Premier constat : Qu’on en soit conscient ou pas, le geste de couper est partout. Dans les gestes mais surtout, comme le montre Claire Kail, dans sa contribution, jusque dans les mots.
Dans les métiers artisanaux, couper fait partie des opérations de base de la fabrication des objets. On enlève de la substance, on évide, on taille, on sculpte : d’un matériau brut on tire une forme en retirant, en séparant les éléments. On rencontrera ici des passionnés de la coupe, des artistes de la séparation : un charpentier qui équarrit à la main les arbres qu’il a lui-même choisis dans la forêt. Un boucher qui s’attaque à la carcasse d’une vache, patiemment, pour en détacher les meilleurs morceaux sans gâcher. Un artisan qui sculpte avec minutie des pierres de valeur inestimable. Une toiletteuse qui tond un petit chien pour faire plaisir à son maître, et peut-être lui permettre d’être encore plus aimé. Un jardiner qui sculpte des buis au gré de ses images mentales et de ses rêves.
On ne va pas se le cacher : couper c’est avant tout un geste violent. On est tous et toutes abreuvées de représentations, sans doute fausses pour la plupart, des premiers humains inventant l’objet tranchant pour chasser, tuer, faire la guerre, apprêter des peaux, percer des os, racler des crânes ou couper des arbres. Homo sapiens sapiens a tracé sa route et fait sa place dans les grandes forêts préhistoriques en défrichant, en décimant la mégafaune et en coupant ; on sait ainsi grâce au carbone 14 que les premiers couteaux datent d’au moins 2,5 millions d’années. Il est même fort probable que nous ayons appris à couper avant même de savoir maîtriser le feu. La découpe chemine avec l’humanité depuis le premier silex taillé jusqu’à notre ère industrielle, elle n’a rien perdu de sa charge violente et hostile.

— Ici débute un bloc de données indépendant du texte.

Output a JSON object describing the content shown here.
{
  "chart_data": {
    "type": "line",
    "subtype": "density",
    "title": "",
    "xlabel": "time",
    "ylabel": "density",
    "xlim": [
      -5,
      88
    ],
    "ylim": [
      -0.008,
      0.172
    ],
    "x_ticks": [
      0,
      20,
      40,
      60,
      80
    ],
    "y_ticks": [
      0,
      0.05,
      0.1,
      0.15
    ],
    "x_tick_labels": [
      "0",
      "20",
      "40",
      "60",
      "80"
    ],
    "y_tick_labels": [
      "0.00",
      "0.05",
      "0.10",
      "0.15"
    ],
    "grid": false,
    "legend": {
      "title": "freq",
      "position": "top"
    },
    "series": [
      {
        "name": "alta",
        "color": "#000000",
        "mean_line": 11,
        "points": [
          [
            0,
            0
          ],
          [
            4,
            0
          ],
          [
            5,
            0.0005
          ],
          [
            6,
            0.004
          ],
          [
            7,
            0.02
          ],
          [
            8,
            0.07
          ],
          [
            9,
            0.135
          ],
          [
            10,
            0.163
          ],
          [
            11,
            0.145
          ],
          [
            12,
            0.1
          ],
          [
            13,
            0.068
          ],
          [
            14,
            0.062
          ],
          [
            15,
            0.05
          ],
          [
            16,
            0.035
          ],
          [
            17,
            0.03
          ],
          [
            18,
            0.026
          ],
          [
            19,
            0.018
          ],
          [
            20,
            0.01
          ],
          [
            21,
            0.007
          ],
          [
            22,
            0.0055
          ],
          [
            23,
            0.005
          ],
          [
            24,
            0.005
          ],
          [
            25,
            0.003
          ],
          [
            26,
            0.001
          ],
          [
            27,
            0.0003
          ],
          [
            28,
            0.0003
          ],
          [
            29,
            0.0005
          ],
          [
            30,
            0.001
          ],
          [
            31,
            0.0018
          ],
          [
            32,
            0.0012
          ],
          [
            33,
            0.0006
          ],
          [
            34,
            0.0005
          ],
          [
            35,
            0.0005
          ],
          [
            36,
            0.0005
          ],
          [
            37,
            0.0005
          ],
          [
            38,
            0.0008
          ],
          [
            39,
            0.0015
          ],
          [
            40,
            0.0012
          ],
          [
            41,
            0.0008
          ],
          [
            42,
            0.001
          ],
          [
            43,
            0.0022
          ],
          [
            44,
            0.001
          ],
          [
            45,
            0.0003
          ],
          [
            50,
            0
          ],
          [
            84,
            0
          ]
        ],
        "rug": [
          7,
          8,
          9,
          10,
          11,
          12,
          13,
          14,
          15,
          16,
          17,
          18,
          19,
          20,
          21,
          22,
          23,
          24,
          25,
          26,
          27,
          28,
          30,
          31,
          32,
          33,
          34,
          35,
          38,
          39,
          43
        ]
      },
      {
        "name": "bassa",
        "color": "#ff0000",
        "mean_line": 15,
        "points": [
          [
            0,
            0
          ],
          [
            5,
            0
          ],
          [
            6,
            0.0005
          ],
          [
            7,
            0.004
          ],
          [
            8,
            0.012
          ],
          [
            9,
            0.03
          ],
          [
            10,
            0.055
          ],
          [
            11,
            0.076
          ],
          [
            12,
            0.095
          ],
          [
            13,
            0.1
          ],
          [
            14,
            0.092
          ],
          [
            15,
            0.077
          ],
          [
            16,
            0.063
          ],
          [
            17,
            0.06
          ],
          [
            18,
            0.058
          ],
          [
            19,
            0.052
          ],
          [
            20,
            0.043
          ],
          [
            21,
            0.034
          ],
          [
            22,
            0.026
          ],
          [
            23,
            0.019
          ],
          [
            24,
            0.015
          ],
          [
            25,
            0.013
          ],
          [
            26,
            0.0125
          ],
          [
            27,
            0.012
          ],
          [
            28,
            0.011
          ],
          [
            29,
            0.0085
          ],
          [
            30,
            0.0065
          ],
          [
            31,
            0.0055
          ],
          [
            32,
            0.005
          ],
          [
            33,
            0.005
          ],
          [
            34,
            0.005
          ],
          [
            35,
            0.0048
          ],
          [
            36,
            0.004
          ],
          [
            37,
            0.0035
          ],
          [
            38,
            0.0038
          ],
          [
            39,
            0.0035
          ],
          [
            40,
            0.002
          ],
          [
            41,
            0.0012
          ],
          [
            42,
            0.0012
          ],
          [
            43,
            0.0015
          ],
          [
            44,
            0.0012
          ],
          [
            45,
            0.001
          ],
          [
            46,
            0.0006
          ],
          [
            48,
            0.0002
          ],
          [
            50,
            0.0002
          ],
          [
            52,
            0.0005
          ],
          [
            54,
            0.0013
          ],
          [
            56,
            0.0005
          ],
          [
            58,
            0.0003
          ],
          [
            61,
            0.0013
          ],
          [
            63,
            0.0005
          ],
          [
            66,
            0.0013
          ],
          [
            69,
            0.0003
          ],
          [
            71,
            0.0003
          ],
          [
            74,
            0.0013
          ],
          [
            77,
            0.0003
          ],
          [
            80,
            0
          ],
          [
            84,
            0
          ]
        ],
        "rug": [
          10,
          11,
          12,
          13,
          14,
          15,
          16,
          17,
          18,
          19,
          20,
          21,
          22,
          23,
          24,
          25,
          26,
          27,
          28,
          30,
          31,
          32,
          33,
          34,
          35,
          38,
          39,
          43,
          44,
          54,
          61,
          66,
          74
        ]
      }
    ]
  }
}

Aujourd’hui encore, « couper » évoque des images de meurtres, de dissection, de sang qui coule, de tronçonneuses en folie dans des films d’horreur. Alors serait-il possible de concevoir la coupe comme une pratique réparatrice, et pas seulement comme quelque chose qui tire dans le sens contraire de la vie ?
Pour ce numéro, notre petite équipe est allée à la rencontre de toute une diversité de personnes qui nous ont faits changer d’avis. La chirurgienne esthétique, rencontrée par Jenna Castetbon et Romuald Roudier Théron, œuvre avant tout pour effacer les complexes et rendre confiance. Pour le même article, les auteur·ices sont allés à la rencontre d’un taxidermiste qui, en véritable artiste, redonne vie et intentions aux animaux qu’il découpe et vide de leurs entrailles. Dans ce numéro, il y a aussi des gens qui taillent des choses qui repoussent. L’article de Bérangère Bussioz nous apprend que pour cela il faut élaguer en fonction des saisons et des lunes, lorsque la végétation est « hors sève ». On trouve aussi des coupeurs de choses qui ne repousseront pas, comme cette carrière de pierre en Charente qui n’en a plus que pour une trentaine d’années d’exploitation : Qu’engage la découpe quand elle se fait à une telle échelle ? se demande Camille Azaïs dans son reportage.
Couper, bien évidemment, nous fait regarder la matière, mais aussi en passionné·es que nous sommes, les outils qui servent à la travailler. Haveuses, chante-perces, découpe au laser : on trouvera dans ce numéro un florilège de noms et de formes d’outils, des plus anciens aux ultramodernes, artisanaux (Les outils pour découper le cuir) comme industriels (La découpe industrielle). Couper c’est un équilibre à trouver : il faut souvent employer la force, mais avoir aussi de la délicatesse, de la précision, parfois au micron près. Les artisans de la pierre précieuse rencontrés par Tristan Pierard, qui n’ont pas le droit à l’erreur, en savent quelque chose.
Coupons court donc, et venons-en au fait : To Cut nous a ouvert de nouveaux horizons, tout en ambivalence et en délicatesse. Parfois ce fut à rebours de nos intuitions, mais toujours au plus proche des matières, des gestes et des savoir-faire ; autrement dit, 100 % Tools Magazine.